C’est par quelques vagues promesses aux retraités, tout en repoussant aux calendes grecques une transition à un pouvoir civil, que le nouveau pouvoir militaire au Gabon a inauguré son mandat. Il faut bien donner le change face à une situation sociale qui n’a cessé de se dégrader. Les longues files de retraités devant les caisses et les manifestations pour réclamer des pensions qui ne viennent jamais sous prétexte de manque de fonds, étaient monnaie courante. Encore le 4 juillet dernier devant le siège du Premier ministre, à Libreville : « si nous n’avons pas de réponse ça ne nous gênerait pas de pouvoir dormir ici, parce que dans ce mouvement nous avons prévu des nattes et de l’eau » déclarait alors un syndicaliste. La question est d’autant plus sensible que les retraités en question (ceux qui ont au moins un système de pension, bien que défaillant) sont essentiellement issus de la fonction publique, et notamment de l’armée. Mais les retraités, pas plus que la population pauvre en général, n’ont pas d’illusions à se faire. Si l’armée a pris le pouvoir au Gabon, ce n’est ni à cause de la corruption du régime, ni à cause du trucage trop évident de la dernière élection : elle avait réprimé les manifestations après le scrutin truqué de 2016. Mais le régime d’Ali Bongo, dont le général putschiste Oligui Nguema, chef de la garde présidentielle, était le principal protecteur, était à bout de souffle. De quoi nourrir les ambitions du général et de ses acolytes, mais aussi les inciter à prendre les devants face à l’éventualité d’une nouvelle explosion de mécontentement populaire.
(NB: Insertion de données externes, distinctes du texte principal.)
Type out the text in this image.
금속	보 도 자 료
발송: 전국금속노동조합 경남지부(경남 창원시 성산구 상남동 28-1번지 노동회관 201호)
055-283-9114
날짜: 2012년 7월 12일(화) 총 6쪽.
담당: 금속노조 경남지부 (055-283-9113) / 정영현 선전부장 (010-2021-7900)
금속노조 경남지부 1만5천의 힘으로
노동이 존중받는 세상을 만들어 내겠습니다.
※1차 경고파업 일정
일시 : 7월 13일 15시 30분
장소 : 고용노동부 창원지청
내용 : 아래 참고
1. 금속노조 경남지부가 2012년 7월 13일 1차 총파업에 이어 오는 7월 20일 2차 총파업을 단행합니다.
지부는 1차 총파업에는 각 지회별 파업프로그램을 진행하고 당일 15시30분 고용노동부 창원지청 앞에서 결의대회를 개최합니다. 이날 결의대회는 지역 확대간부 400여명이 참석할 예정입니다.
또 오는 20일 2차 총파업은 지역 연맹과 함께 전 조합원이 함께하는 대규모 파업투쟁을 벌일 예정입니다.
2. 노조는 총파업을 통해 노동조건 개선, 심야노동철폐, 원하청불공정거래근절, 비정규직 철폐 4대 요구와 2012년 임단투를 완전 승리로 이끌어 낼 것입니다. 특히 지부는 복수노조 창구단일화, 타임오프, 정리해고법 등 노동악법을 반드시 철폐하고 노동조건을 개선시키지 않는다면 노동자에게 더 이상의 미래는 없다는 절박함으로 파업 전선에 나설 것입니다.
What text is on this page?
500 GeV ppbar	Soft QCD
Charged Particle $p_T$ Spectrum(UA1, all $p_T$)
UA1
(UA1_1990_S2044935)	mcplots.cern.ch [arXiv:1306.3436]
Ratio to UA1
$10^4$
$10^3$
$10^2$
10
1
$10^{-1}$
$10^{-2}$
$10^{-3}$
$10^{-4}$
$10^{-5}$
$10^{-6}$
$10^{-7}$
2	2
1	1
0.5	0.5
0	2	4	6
Derrière l’instabilité de ces régimes dictatoriaux et corrompus, étroitement liés à l’impérialisme français, à ses Bouygues, Bolloré, Total, Areva-Orano et autres, qui vient de se traduire par cette cascade de coups d’État, il y a, outre les ambitions personnelles de rivaux pour le pouvoir, l’aggravation de la situation sociale dans une Afrique dont la population explose (300 à 400 millions dans les années 1970 au lendemain des indépendances, 1,4 milliard aujourd’hui) : une population de plus en plus urbanisée – employés de bureaux, de mines, d’installations pétrolières ou de quelques industries, et donc plus en mesure de revendiquer – une population de jeunes qui ont été scolarisés avant de garnir pour beaucoup les rangs des diplômés-chômeurs. Des jeunes pour qui le monde n’a plus de secret, ni sa corruption d’ailleurs, qu’on peut voir dénoncée sur les réseaux sociaux. La misère n’en est que plus insupportable, et les dessous des régimes en place comme du pillage de l’Afrique par les trusts des grandes puissances (la France en tête) que plus évidents.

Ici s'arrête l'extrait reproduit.